Partial data restore¶
Here, we need to provide the names of the repositories that we want to restore as values for the repositories
parameter.
curl -X POST '<base_url>/rest/recovery/restore'
-H 'Content-Type: multipart/form-data'
-F 'params={
"repositories" : ["<repo-name>"]
};type=application/json};type=application/json'
-F file=@./<full-data-backup-name.tar>
System data only restore¶
To restore only the system data from a backup, we can use the following cURL request:
curl -X POST '<base_url>/rest/recovery/restore'
-H 'Content-Type: multipart/form-data'
-F 'params={
"repositories" : [],
"restoreSystemData": true
};type=application/json}'
-F file=@./<full-data-system-backup-name.tar>
What this does:
User account data is restored as
restoreSystemData = true
.No repositories are restored as the
repositories
parameter is an empty list ([]
).Note
The
full-data-system-backup-name.tar
file must contain system data, i.e., the backup must be created withbackupSystemData = true
as shown here.
Cloud restore¶
Important
Currently, only Amazon S3 cloud storage is supported.
To restore from a backed up state saved on cloud storage, the GraphDB instance uses a different endpoint – /rest/recovery/cloud-restore
.
Cloud restore has the same options as regular GraphDB restore, with an additional bucketUri
parameter that contains all the information about the cloud bucket. For Amazon’s S3, it uses the following format:
s3://[<endpoint-hostname>:<endpoint-port>]/<bucket-name>/<backup-name>?region=<AWSRegion>&AWS_ACCESS_KEY_ID=<key-id>&AWS_SECRET_ACCESS_KEY=<access-key>
The endpoint-hostname
and endpoint-port
values are only used for local S3 clones. To use Amazon S3, these values should be left blank and the URL should start with three /
before the bucket, as below:
s3:///my-bucket/graphdb-backups/<backup-name>?region=eu-west-1&AWS_ACCESS_KEY_ID=secretKey&AWS_SECRET_ACCESS_KEY=secret
Here is an example cURL request for applying a backup and removing all repositories that are not restored from it:
curl -X POST --header 'Content-Type: application/json' --header 'Accept: application/json' -d '{
"restoreOptions": { "removeStaleRepositories": true },
"bucketUri": "s3:///<bucket_name>/<backup_name>?region=<region>&AWS_ACCESS_KEY_ID=<key_id>&AWS_SECRET_ACCESS_KEY=<key>"
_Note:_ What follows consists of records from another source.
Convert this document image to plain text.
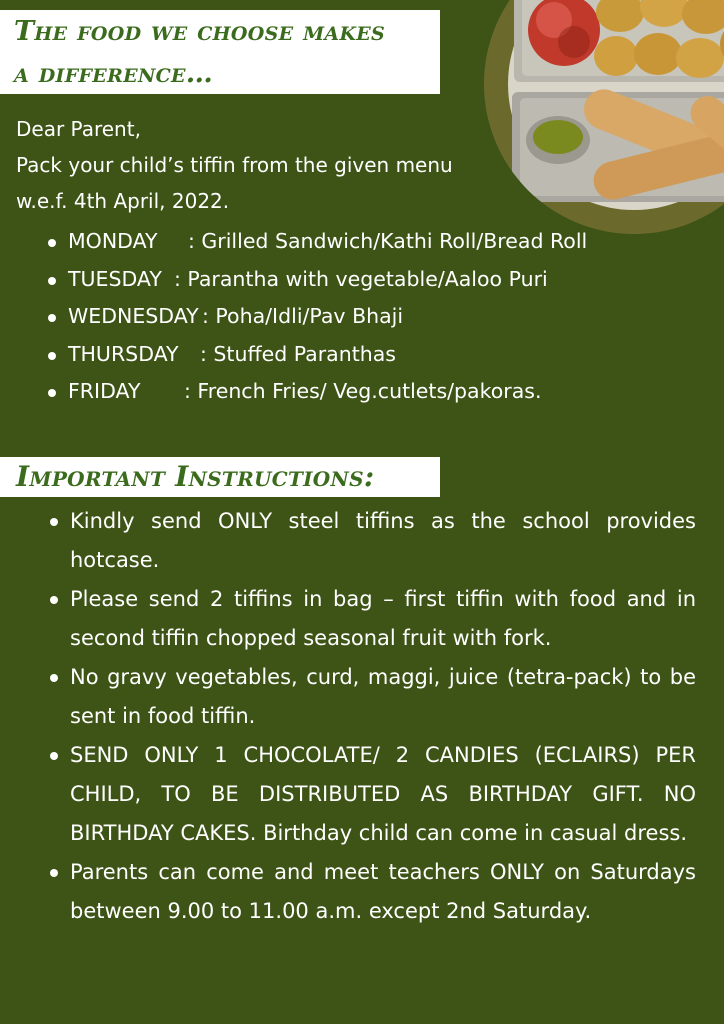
The food we choose makes
a difference…
Dear Parent,
Pack your child’s tiffin from the given menu
w.e.f. 4th April, 2022.
MONDAY : Grilled Sandwich/Kathi Roll/Bread Roll
TUESDAY : Parantha with vegetable/Aaloo Puri
WEDNESDAY : Poha/Idli/Pav Bhaji
THURSDAY : Stuffed Paranthas
FRIDAY : French Fries/ Veg.cutlets/pakoras.
Important Instructions:
Kindly send ONLY steel tiffins as the school provides hotcase.
Please send 2 tiffins in bag – first tiffin with food and in second tiffin chopped seasonal fruit with fork.
No gravy vegetables, curd, maggi, juice (tetra-pack) to be sent in food tiffin.
SEND ONLY 1 CHOCOLATE/ 2 CANDIES (ECLAIRS) PER CHILD, TO BE DISTRIBUTED AS BIRTHDAY GIFT. NO BIRTHDAY CAKES. Birthday child can come in casual dress.
Parents can come and meet teachers ONLY on Saturdays between 9.00 to 11.00 a.m. except 2nd Saturday.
}' '<base_url>/rest/recovery/cloud-restore'
The restoreOptions
parameter is optional. If nothing is passed for it, the default values of the options will be used.
The restore examples from above are also valid for the cloud restore. As long as the cloud restore endpoint is provided with the same restoreOptions
and the bucketUri
is a valid GraphDB backup file, the resulting restore should be the same.